The project cost for the museum was estimated at $80 million in 2014 and is now $150 million. President Joe Biden in March signed a federal funding bill that included $50 million for the museum, bringing total funding to date to $131 million.

Museum association spokesperson Drew Forster said that includes $31 million in private fundraising ― the same figure cited in February ― and the association needs to raise the remaining $19 million.

Forster said the project has all the necessary permits, having received the state Department of Energy and Environmental Protection and U.S. Army Corps of Engineers permit earlier this summer, and he anticipates that bulkhead and fill work will begin in about a week. The construction manager is A/Z Corp. and the architect is Payette.

Forster said construction will begin with in-the-water work, driving sheet piles to extend the land and thus the museum footprint.
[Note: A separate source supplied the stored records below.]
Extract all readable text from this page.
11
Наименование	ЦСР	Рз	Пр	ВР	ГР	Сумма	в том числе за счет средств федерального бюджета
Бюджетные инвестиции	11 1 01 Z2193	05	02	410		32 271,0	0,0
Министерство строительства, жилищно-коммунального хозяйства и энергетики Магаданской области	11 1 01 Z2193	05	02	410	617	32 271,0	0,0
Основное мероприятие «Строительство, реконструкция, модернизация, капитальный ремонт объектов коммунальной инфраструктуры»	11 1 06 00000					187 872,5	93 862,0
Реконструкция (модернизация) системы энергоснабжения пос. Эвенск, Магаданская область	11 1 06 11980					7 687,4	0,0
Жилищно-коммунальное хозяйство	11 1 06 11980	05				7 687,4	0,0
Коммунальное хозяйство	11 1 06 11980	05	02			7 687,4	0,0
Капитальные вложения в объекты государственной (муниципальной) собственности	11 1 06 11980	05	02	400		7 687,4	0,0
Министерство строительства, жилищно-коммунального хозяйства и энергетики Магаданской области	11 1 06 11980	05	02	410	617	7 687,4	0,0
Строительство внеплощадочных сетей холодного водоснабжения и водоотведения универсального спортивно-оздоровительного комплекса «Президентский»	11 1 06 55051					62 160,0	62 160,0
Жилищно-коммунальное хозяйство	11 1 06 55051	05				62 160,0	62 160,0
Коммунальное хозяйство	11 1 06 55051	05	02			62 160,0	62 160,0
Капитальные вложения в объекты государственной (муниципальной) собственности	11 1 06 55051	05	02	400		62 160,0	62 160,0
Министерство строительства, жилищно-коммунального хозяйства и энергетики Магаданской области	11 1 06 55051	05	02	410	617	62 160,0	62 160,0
Phase I is laying the groundwork for construction of the museum and a pedestrian bridge going over the railroad tracks.

Construction is scheduled to finish in 2024.

"This day feels different. It feels really special," said Rep. Joe Courtney, D-2nd District.

"There were times when people were wondering, after the first anniversary of the authorization by Congress in 2005, if we were ever going to get to this point," he added.

Courtney said there are 125 military museums in the country but only one listed for the Coast Guard, the one at the Coast Guard Academy, which he noted is "not really a very public space for Americans and visitors to come to."

The congressman noted that when U.S. Secretary of Labor Marty Walsh visited Groton on Tuesday, Walsh noted that the late Massachusetts U.S. Rep. Joe Moakley used to say that the crane is his favorite bird, and Courtney said "we got a lot of cranes that are here in New London."

State Department of Economic and Community Development Commissioner David Lehman said the museum is "just one part of a larger effort to support a renewed vibrancy here in this city," citing the work at Electric Boat across the river and the State Pier renovation.

Among the attendees were many Coast Guard veterans, and for some, it was a reunion. Two retirees who worked together at an air station in the 80s and 90s bumped into each other, respectively coming to the event from their homes in North Carolina and Willimantic.

Retired Master Chief Petty Officer Vincent W. Patton III recalled when he was active duty in 1999, serving as the senior enlisted member of the Coast Guard, then-Commandant Adm. James Loy summoned him into his office and asked, "What do you think about building a national Coast Guard Museum?"

As evidenced by the two-plus decades since, Patton noted that was easier said than done, with the need to identify a location and identify where to get funding. And being at the ceremony Friday made him emotional.

"In two years when the doors open, I will be even more emotional than I am today," Patton said. "I cried, because I though back to the 20 years of the toil and efforts."

The ceremony Friday was also an opportunity for guests to sign the waler, a horizontal support that will go underwater to support the expanded footprint.

"When building a ship, the 'keel-laying' is a long-recognized tradition of laying down the ship 's backbone to mark the start of construction," said Master of Ceremonies Cmdr. Krystyn Pecora, external affairs officer at the Coast Guard Academy. "Today we'll draw from this shipbuilding tradition as we lay a new foundation that will show and tell the Coast Guard's story into the future."

The Coast Guard on Friday also presented the Distinguished Public Service Award to Susan Curtin, who has served as chairwoman of the museum association's board of directors since 2018.

"I naively got involved in this project about seven years ago, along with my father, and I could have never predicted the journey we'd be on," Curtin said.

Also speaking at the ceremony were Sen. Richard Blumenthal, D-Conn., and Rep. Rosa DeLauro, D-3rd District, chairwoman of the House Appropriations Committee.